A vasospasm is the narrowing of the arteries caused by a persistent contraction of the blood vessels, which is known as vasoconstriction. This narrowing can reduce blood flow.

Vasospasms can affect any area of the body including the brain (cerebral vasospasm) and the coronary artery (coronary artery vasospasm).

When the vasospasm occurs in the brain, it is often due to a subarachnoid hemorrhage after a cerebral aneurysm has ruptured.


Symptoms of a vasospasm can vary depending on the area of the body affected. When the condition occurs in the brain symptoms may include:

  • Fever
  • Neck stiffness
  • Confusion
  • Difficulty with speaking
  • Weakness on one side of the body

Patients who have experienced a cerebral vasospasm often also have stroke-like symptoms:

  • Numbness or weakness of the face, arm or leg, especially on one side of the body
  • Confusion
  • Trouble speaking
  • Trouble seeing in one or both eyes
  • Trouble walking
  • Dizziness, loss of balance or coordination
  • Severe headache with no known cause

When the condition occurs in the arms or legs, symptoms include:

  • Sharp pain, often described as burning or stinging, at the affected area
  • Finger or toe turning purple or blue

When a vasospasm develops in the coronary artery, the main symptom is chest pain often described as constricting, crushing, pressure, squeezing or tightness.

Causes and Risk Factors

Patients who have experienced hemorrhagic stroke are at an increased risk of developing a cerebral vasospasm. Patients with atherosclerosis, a condition where fatty deposits build up and harden on the inside of the arteries, are at an increased risk of developing coronary artery vasospasms.

Patients with Rynaud's Phenomenon are also at an increased risk of developing vasospasms in the toes or fingers.


Diagnosis of a vasospasm usually begins with a physical exam and a review of the patient’s medical history and symptoms. For vasospasms that are minor, this is often adequate to diagnose the condition. For more severe conditions other diagnostic tools will be used.

Imaging tests, including magnetic resonance imaging (MRI) and computed tomography (CT) angiography, are used to diagnosed the condition and observe the area affected by the reduced blood flow.

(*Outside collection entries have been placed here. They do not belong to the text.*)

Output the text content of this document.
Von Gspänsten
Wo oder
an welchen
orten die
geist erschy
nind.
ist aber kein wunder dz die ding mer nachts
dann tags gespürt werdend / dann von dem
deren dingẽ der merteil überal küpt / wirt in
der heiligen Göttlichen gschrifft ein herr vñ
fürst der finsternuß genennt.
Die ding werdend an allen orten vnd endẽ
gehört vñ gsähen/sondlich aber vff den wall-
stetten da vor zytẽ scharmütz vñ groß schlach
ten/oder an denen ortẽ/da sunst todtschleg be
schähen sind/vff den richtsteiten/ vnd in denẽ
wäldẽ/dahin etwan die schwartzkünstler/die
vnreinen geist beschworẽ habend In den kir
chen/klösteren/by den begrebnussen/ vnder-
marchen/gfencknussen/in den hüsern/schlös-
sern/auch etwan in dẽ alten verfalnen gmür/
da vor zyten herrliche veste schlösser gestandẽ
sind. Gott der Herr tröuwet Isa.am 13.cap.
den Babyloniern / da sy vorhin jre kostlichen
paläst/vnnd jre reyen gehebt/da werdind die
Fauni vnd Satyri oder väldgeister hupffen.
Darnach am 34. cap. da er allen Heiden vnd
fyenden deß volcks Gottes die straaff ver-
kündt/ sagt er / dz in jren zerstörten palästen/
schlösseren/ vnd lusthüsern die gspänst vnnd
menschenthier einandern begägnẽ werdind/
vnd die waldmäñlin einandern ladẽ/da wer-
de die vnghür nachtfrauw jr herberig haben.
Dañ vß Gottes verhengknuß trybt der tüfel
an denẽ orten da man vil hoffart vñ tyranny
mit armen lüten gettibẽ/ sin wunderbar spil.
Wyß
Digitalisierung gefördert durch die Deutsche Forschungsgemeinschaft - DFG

Other tests look exclusively at the blood vessels within the body. An angiogram may be used to view the arteries. A transcranial Doppler (TCD) ultrasound is used to measure the blood that is flowing through the arteries at the base of the brain.

If the vasospasm is in the coronary artery an electrocardiogram (ECG) or an echocardiogram may also be used to diagnose the condition.


Treatment of vasospasms depends on the severity of the condition and the area of the body it is affecting.

For patients who have experienced a mild form of the condition affecting one of the body's extremities, such as a finger or toe, treatment will focus on preventing episodes of vascular constriction. This may include avoiding cold air, vibration and emotional stress. Lifestyle changes to improve circulation, such as stopping smoking, also will be recommended.

For more severe cases affecting the coronary artery, treatment will focus on minimizing chest pain and preventing a heart attack. Both of these goals can be achieved through medication such as nitroglycerin, long-acting nitrates, calcium channel-blockers or beta-blockers.

Treatment for vasospasms caused by bleeding inside the skull will vary depending on what caused it, where it is and how large it is. Treatment will usually focus on treating the bleeding first, which may involve interventional radiology or neurosurgery to treat abnormal or leaky blood vessels. The knowledgeable and highly trained staff at Cedars-Sinai's Department of Neurosurgery and the Neurovascular Center will work with each patient to determine the best treatment option.

For patients who have experienced a stroke, the Stroke Program at Cedars-Sinai provides a multidisciplinary treatment approach focused on three areas: stroke prevention, immediate stroke treatment and post-stroke rehabilitation.